Needless to say, this is The Witcher 3 in its best state on either console, though it's clear certain issues persist even after six updates. Sony's machine in particular suffers from stuttering in busy areas, and both console experiences are marred by pop-in around built-up city areas. As you can see in our three-way comparison between patches 1.05, 1.07 and 1.08, we still have NPCs wandering about with no limbs, torsos or heads, while textures can fail to stream in as we canter through Novigrad's city gates. It's still an issue, though the manifestation of it is different for every re-test of this route.

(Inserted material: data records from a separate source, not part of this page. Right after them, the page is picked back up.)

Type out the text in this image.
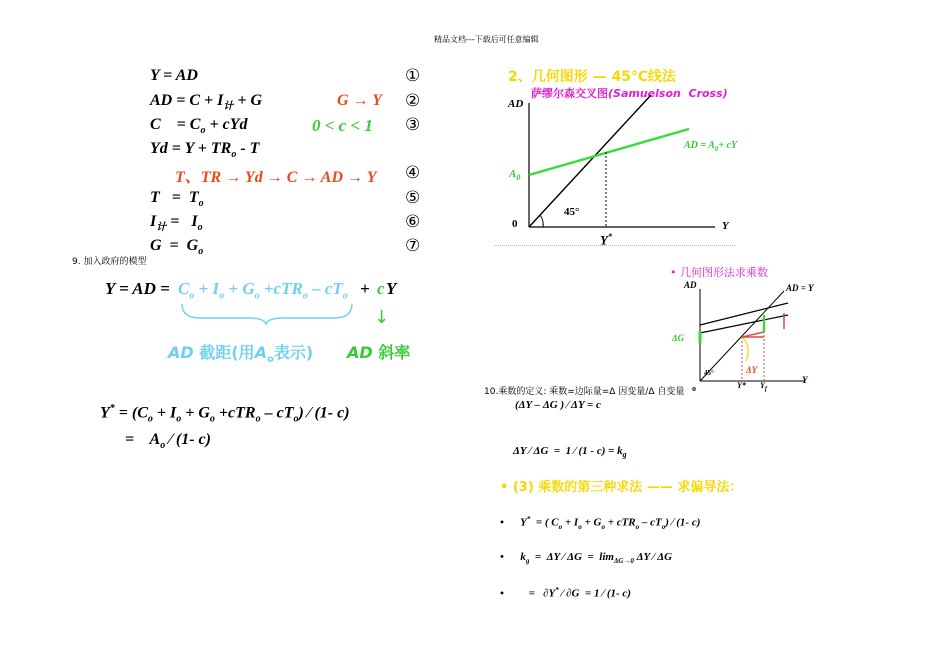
精品文档---下载后可任意编辑
Y = AD	①
AD = $C + I_计 + G$	G → Y ②
C    = $C_o$ + cYd	0 < c < 1 ③
$Yd = Y + TR_o - T$
T、TR → Yd → C → AD → Y ④
$T = T_o$	⑤
$I_计 = I_o$	⑥
$G = G_o$	⑦
9. 加入政府的模型
Y = AD = $C_o + I_o + G_o +cTR_o - cT_o + c$ Y
↓
AD 截距(用$A_o$表示) AD 斜率
$Y^* = (C_o + I_o + G_o +cTR_o - cT_o)$ ∕ (1- c)
=    $A_o$ ∕ (1- c)
2、几何图形 — 45℃线法
萨缪尔森交叉图(Samuelson  Cross)
AD
Y
0
$A_0$
45°
AD = $A_0+$ cY
Y*
• 几何图形法求乘数
AD	AD = Y
ΔG
ΔY
45°
o	Y* $Y_f$
Y
10.乘数的定义: 乘数=边际量=Δ 因变量/Δ 自变量
(ΔY – ΔG ) ∕ ΔY = c
ΔY ∕ ΔG  =  1 ∕ $(1 - c) = k_g$
• (3) 乘数的第三种求法 —— 求偏导法：
•      Y*  = ( $C_o + I_o + G_o + cTR_o - cT_o$) ∕ (1- c)
•      $k_g = \Delta Y$ ∕ $\Delta G = \lim_{\Delta G\to 0} \Delta Y$ ∕ ΔG
•         =   ∂Y* ∕ ∂G  = 1 ∕ (1- c)
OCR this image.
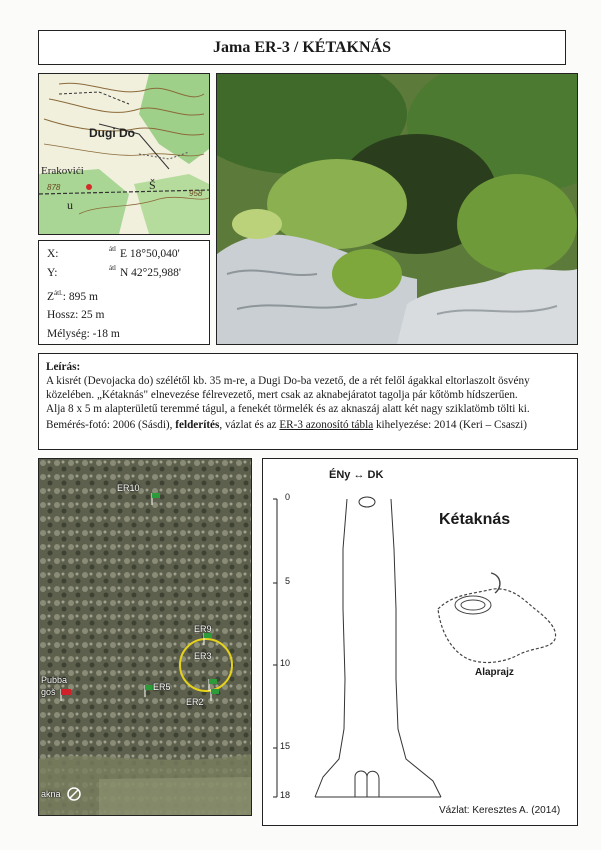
Jama ER-3 / KÉTAKNÁS
Dugi Do
Erakovići
878
958
u
Š
X:	átl E 18°50,040'
Y:	átl N 42°25,988'
$Z^{átl.}$: 895 m
Hossz: 25 m
Mélység: -18 m

Leírás:

A kisrét (Devojacka do) szélétől kb. 35 m-re, a Dugi Do-ba vezető, de a rét felől ágakkal eltorlaszolt ösvény közelében. „Kétaknás" elnevezése félrevezető, mert csak az aknabejáratot tagolja pár kőtömb hídszerűen.

Alja 8 x 5 m alapterületű teremmé tágul, a fenekét törmelék és az aknaszáj alatt két nagy sziklatömb tölti ki.

Bemérés-fotó: 2006 (Sásdi), felderítés, vázlat és az ER-3 azonosító tábla kihelyezése: 2014 (Keri – Csaszi)

ER10
ER9
ER3
ER5
ER2
Pubba
goš
akna
ÉNy ↔ DK
0
5
10
15
18
Kétaknás
Alaprajz
Vázlat: Keresztes A. (2014)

As a summary of where things stand, Microsoft's machine continues to give the smoothest performance of the two, though it's shorn of the true, native 1080p output seen on PS4. It's also fair to say both could use additional refinement on a technical level, and that after so many false dawns the likelihood of a major break-through in performance is growing increasingly smaller. But three months on from The Witcher 3's original release, at least patch 1.08 puts us back on track.
We've also had a number of requests to test performance in the game with post-processing turned off - a feature added in patch 1.07. Initially we tested this on Xbox One and any performance differential was in the margin of error, so thought little more of it - and that's a state of affairs that remains the same on the latest code. However, returning to it in 1.08, we find that disabling both blur and motion blur does make a significant improvement on PS4's most troubling areas, as you can see in the shots above (tests we've re-run to confirm). Disabling these effects doesn't actually impact image quality that much - so owners of Sony's console might want to check it out. We'll update with a full video as soon as we can.